Riwayat yang telah kita baca bersama tersebut juga telah diakui oleh Alu Al-Syaikh, yang merupakan seorang ulama pengikut Ibnu Taimiyyah:

“Setiap Nabi memiliki telaga Haud… akan tetapi sebagian besar ulama berpendapat bahwa Nabi kita Saw memiliki telaga Haud dan Nabi-Nabi yang lain juga memilikinya. Bedanya adalah kalau telaga Haud Nabi kita, banyak memiliki kekhususan dari telaga Haud yang lain, salah satu cirri khasnya adalah banyaknya yang datang ke telaga Haud ini, ada yang diterima untuk meminumnya ada pula yang ditolak… yang diterima untuk meminumnya adalah orang-orang yang tidak membuat hal baru dalam syariat agama (ahdats), sedangkan mereka yang ditolak adalah orang-orang yang membuat hal baru dalam syariat agama, lalu Rasulullah Saw bersabda, “Sahabatku, sahabatku!” Ada juga lafadz hadis berbeda, “Umatku, umatku!” Maka dikatakan kepada Rasulullah Saw, “Engkau tidak mengetahui apa yang mereka lakukan setelah engkau wafat.”[5]

Alu Al-Syaikh meyakini bahwa terdapat sekelompok sahabat yang ditolak untuk minum dari telaga. Namun anehnya, mengapa jika penafsiran riwayat tersebut datangnya dari pecinta Ahlul Bait, maka pasti akan dituduh telah melakukan penghinaan terhadap sahabat Nabi Saw? Sedangkan jika kelompok pengikut Ibnu Taimiyyah yang menjelaskan sabda Nabi tentang riwayat tersebut, maka mereka diam seribu bahasa?■ 



[1] Imam Al-Bukhari, Shahih Bukhari, op.cit., h. 906, hadis 3700, kitab Fadhail Al-Shahabah, bab Qissash Al-Bai’ah, cet. 1, Dar Al-Fikr, Beirut, Lebanon, 2000 M (1420 H).

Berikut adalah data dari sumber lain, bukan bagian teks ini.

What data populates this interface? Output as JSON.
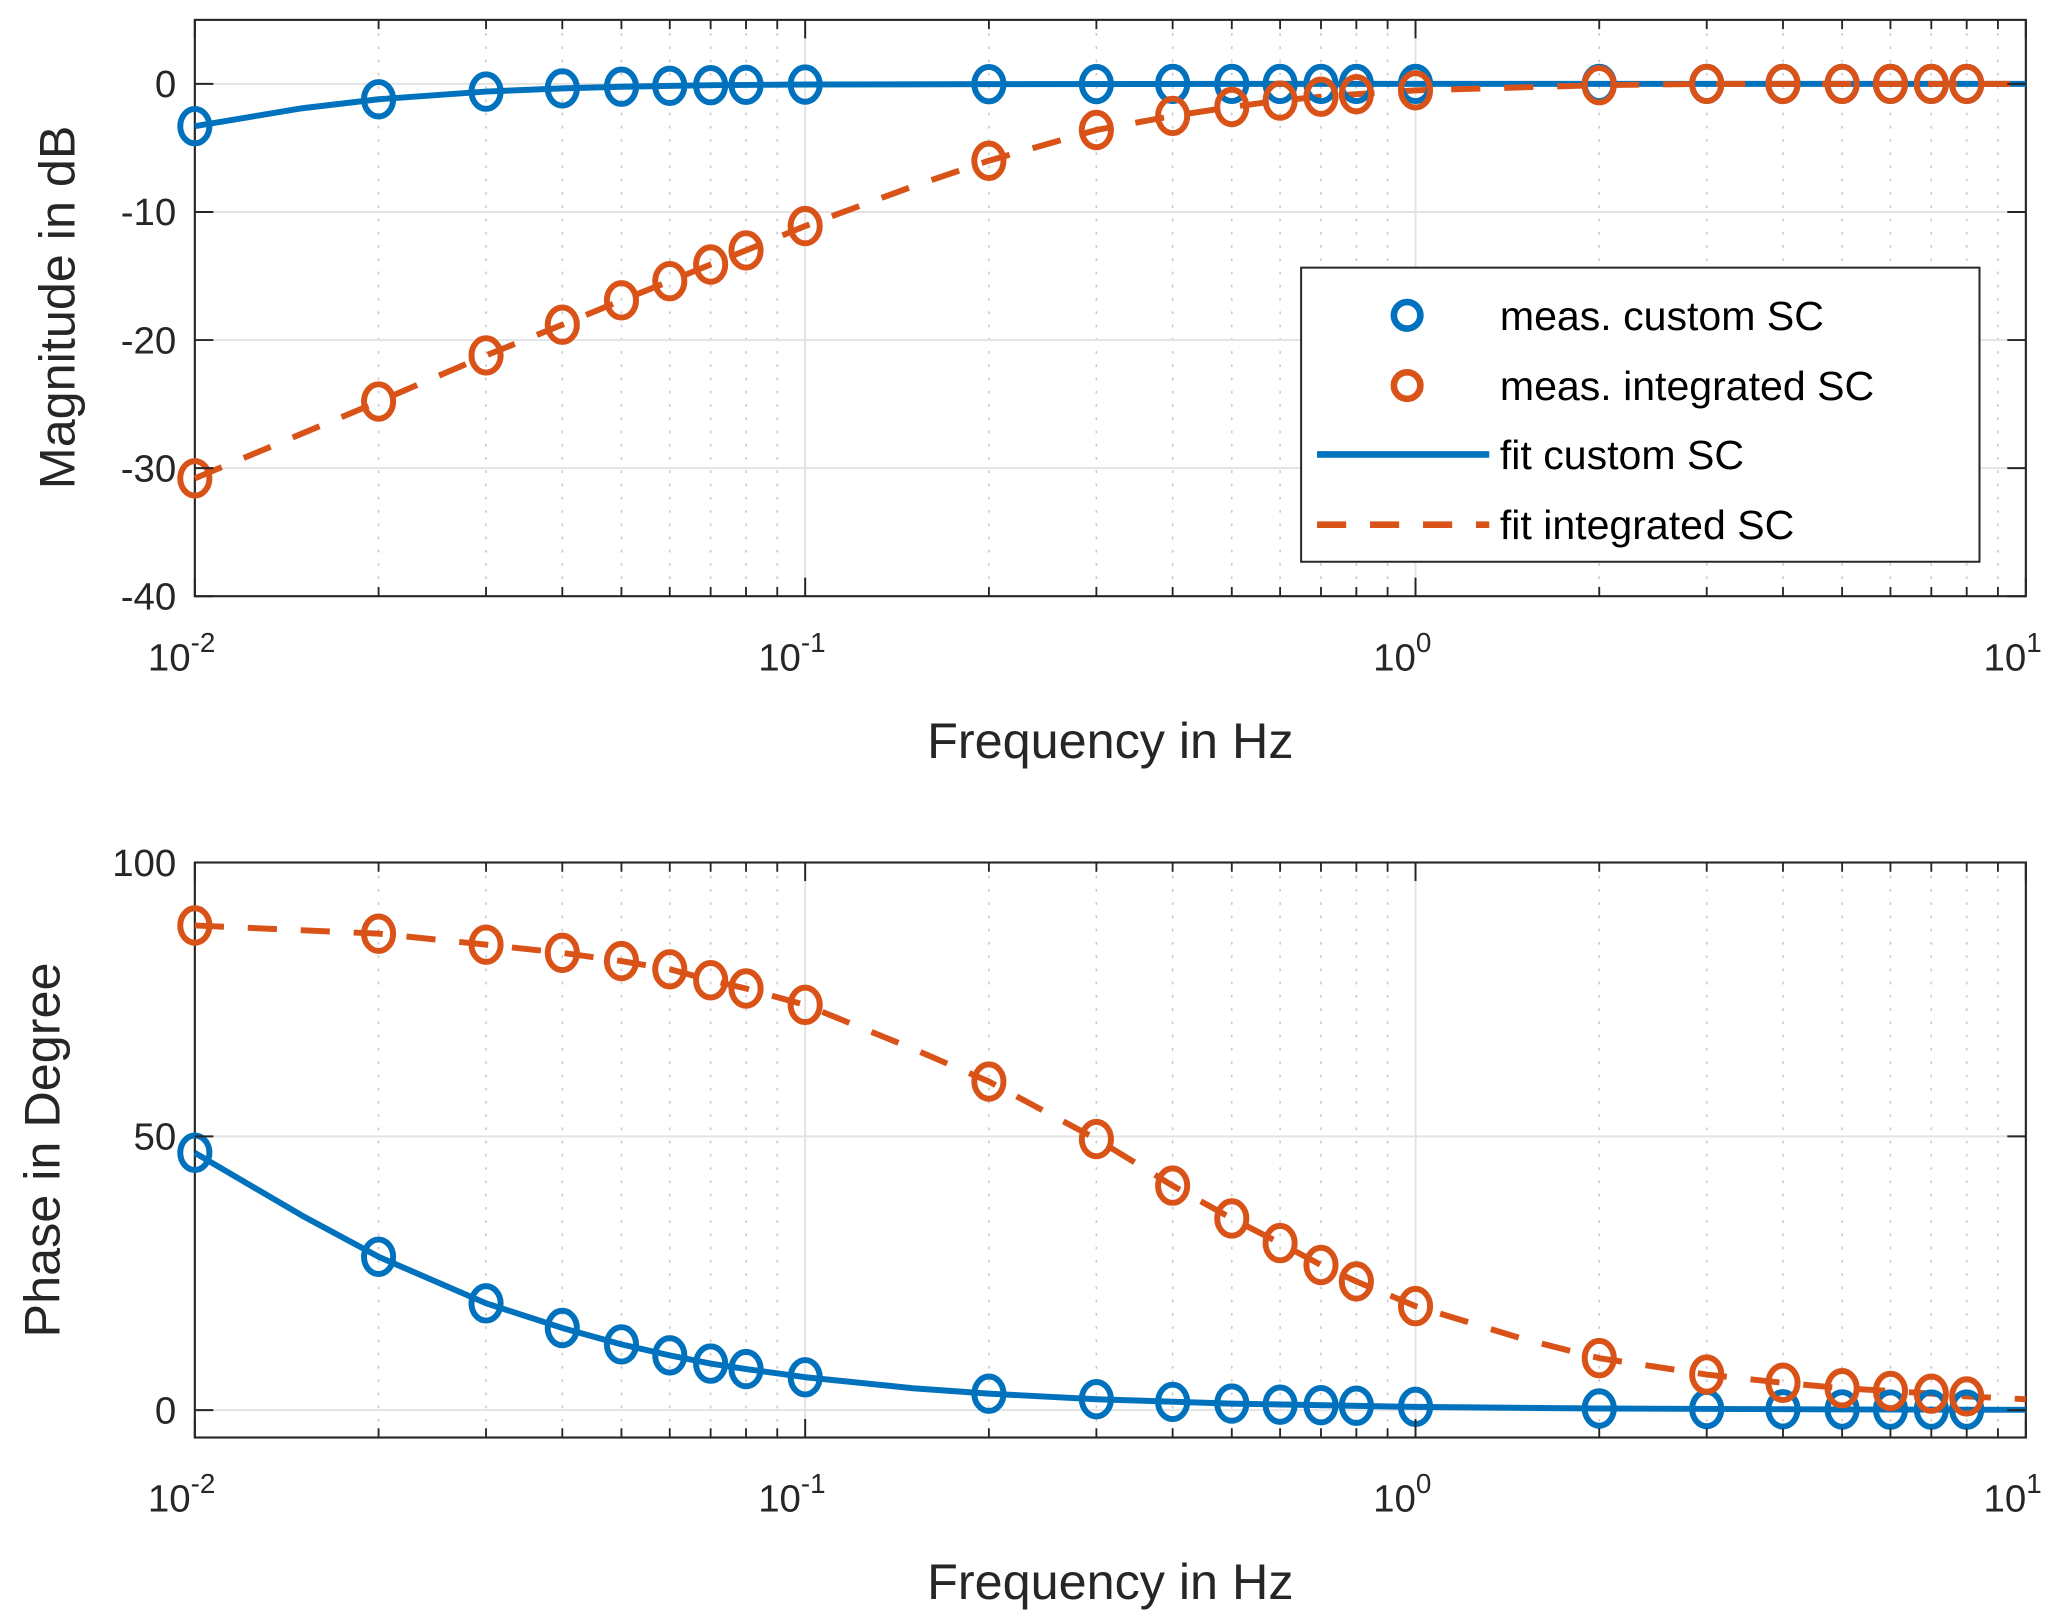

[2] Al-Imam Muslim bin Al-Hajjaj, Shahih Muslim, op. cit., h. 1369, hadis 6929, kitab Shifah Al-Munafiqin wa Ahkamuhum. Bandingkan dengan riwayat Ahmad dalam Musnad Al-Imam Ahmad bin Hanbal, j. 38, h. 345, hadis 23319.

[3] Imam Al-Bukhari, Shahih Bukhari, op. cit, h. 1656-7, hadis 6587, kitab Al-Riqaq, bab Fi Al-Haudh. Bandingkan juga dengan hadis 6576, 6582, 6583, 6584, 6585, 7048, 7049, 7050, 7051. Imam Muslim, Shahih Muslim, h. 1152, hadis 5890, kitab Al-Fadhail, bab Itsbat Haudh Nabiyyina wa Shifatihi, cet. 1, Dar Al-Fik, Beirut, Lebanon, 2002. Juga lihat dua buah hadis dalam riwayat Imam Ahmad bin Hanbal, Musnad Al-Imam Ahmad bin Hanbal, j. 38, hadis 23290 dan 23393, j. 21, hadis 13991.

[4] Imam Al-Bukhari, Shahih Bukhari, op. cit., h. 1656, hadis 6585, kitab Al-Riqaq, bab Fi Al-Haudh.

[5] Abdullah bin Ahmad bin Qudamah Al-Maqdisi, (Syarh) Lum’ah Al-I’tiqad Al-Hadi ila Sabil Al-Rasyad, h. 131, syarah Shaleh bin Abdul Aziz Alu Al-Syaikh, cet. 1, Maktabah Dar Al-Minhaj, Riyadh, Saudi Arabia, 1432 H.